In between, it featured acts of good will, including a Christmas gift giveaway by Ventura police to children living in motels.

"There are so many needy kids out there and they really are the victims of circumstance," said Det. Pat Stevens, who launched the program years ago. "It's really nice to be able to help."

Help came from an unlikely source after accused rapist Andrew Luster, the great-grandson of cosmetics legend Max Factor, fled in January. He was being tried on charges that he drugged and raped three women at his Mussel Shoals beach house.

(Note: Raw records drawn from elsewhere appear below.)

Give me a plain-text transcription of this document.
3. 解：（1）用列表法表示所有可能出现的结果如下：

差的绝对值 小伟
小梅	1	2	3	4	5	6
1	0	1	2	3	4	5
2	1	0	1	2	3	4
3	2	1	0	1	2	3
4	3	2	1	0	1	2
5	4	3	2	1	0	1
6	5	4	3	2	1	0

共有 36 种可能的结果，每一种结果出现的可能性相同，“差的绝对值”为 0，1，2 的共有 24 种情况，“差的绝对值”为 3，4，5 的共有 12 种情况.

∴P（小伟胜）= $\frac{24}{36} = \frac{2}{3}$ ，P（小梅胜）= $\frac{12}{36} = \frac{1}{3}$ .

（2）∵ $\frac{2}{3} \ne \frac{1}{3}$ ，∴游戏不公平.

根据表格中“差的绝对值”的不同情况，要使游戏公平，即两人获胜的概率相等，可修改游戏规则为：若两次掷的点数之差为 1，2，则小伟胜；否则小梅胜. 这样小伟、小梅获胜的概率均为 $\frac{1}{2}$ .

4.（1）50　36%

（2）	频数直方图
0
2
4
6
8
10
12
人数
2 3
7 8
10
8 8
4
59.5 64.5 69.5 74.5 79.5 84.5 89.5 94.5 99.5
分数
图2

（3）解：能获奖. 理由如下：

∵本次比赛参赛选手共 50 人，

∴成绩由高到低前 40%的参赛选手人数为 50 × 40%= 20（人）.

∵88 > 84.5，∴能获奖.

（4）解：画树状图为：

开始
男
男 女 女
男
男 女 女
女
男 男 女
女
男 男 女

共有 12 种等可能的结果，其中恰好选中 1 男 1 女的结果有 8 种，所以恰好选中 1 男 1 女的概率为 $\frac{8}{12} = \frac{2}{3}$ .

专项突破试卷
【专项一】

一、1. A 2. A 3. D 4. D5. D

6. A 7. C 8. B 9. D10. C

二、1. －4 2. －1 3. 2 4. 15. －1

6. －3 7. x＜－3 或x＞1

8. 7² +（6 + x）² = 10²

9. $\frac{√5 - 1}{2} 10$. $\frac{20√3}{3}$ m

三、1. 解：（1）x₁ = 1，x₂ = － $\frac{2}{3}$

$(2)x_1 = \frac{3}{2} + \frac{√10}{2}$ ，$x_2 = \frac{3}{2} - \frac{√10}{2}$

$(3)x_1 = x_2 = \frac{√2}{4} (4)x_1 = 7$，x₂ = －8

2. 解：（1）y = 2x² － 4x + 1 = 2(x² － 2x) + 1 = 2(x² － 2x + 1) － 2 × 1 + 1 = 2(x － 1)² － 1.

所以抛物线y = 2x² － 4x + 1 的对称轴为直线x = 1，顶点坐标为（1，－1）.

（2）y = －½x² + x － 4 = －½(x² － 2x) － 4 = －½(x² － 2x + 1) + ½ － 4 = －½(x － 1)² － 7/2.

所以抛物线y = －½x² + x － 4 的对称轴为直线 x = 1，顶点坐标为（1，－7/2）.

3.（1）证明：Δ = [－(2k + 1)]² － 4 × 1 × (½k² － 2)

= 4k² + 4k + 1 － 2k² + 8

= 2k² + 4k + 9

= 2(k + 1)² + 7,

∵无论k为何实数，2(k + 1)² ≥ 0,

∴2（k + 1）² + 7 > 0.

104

In his absence, a jury convicted Luster of multiple counts, and a judge sentenced him to 124 years in prison. Enter Duane "Dog" Chapman, a leather-clad bounty hunter in snakeskin boots who set out to track down the fugitive in hopes of collecting part of Luster's forfeited $1-million cash bail.

It took five months for Chapman to sniff out Luster's trail, finally tracking him down outside a sidewalk taco stand in Puerto Vallarta, Mexico.

Luster went to prison. But Chapman came away empty-handed after a judge said he could not condone tactics used by Chapman, who ran afoul of Mexican law, in capturing Luster.

In another high-profile law enforcement case, former handyman Michael Schultz was sentenced to death in March for the slaying of Port Hueneme resident Cynthia Burger a decade ago. At trial, prosecutors argued that Schultz, 34, raped Burger in her Port Hueneme townhouse and then strangled her so she could not identify him.

In November, Simi Valley serial rapist Vincent Sanchez, convicted of the kidnap-slaying of 20-year-old college student Megan Barroso, was sentenced to death. The case had cast fear over the suburban community, routinely ranked as among the safest in the nation. For five years, residents had been terrorized by a rapist who brazenly slipped into the homes of young women and assaulted them at knifepoint.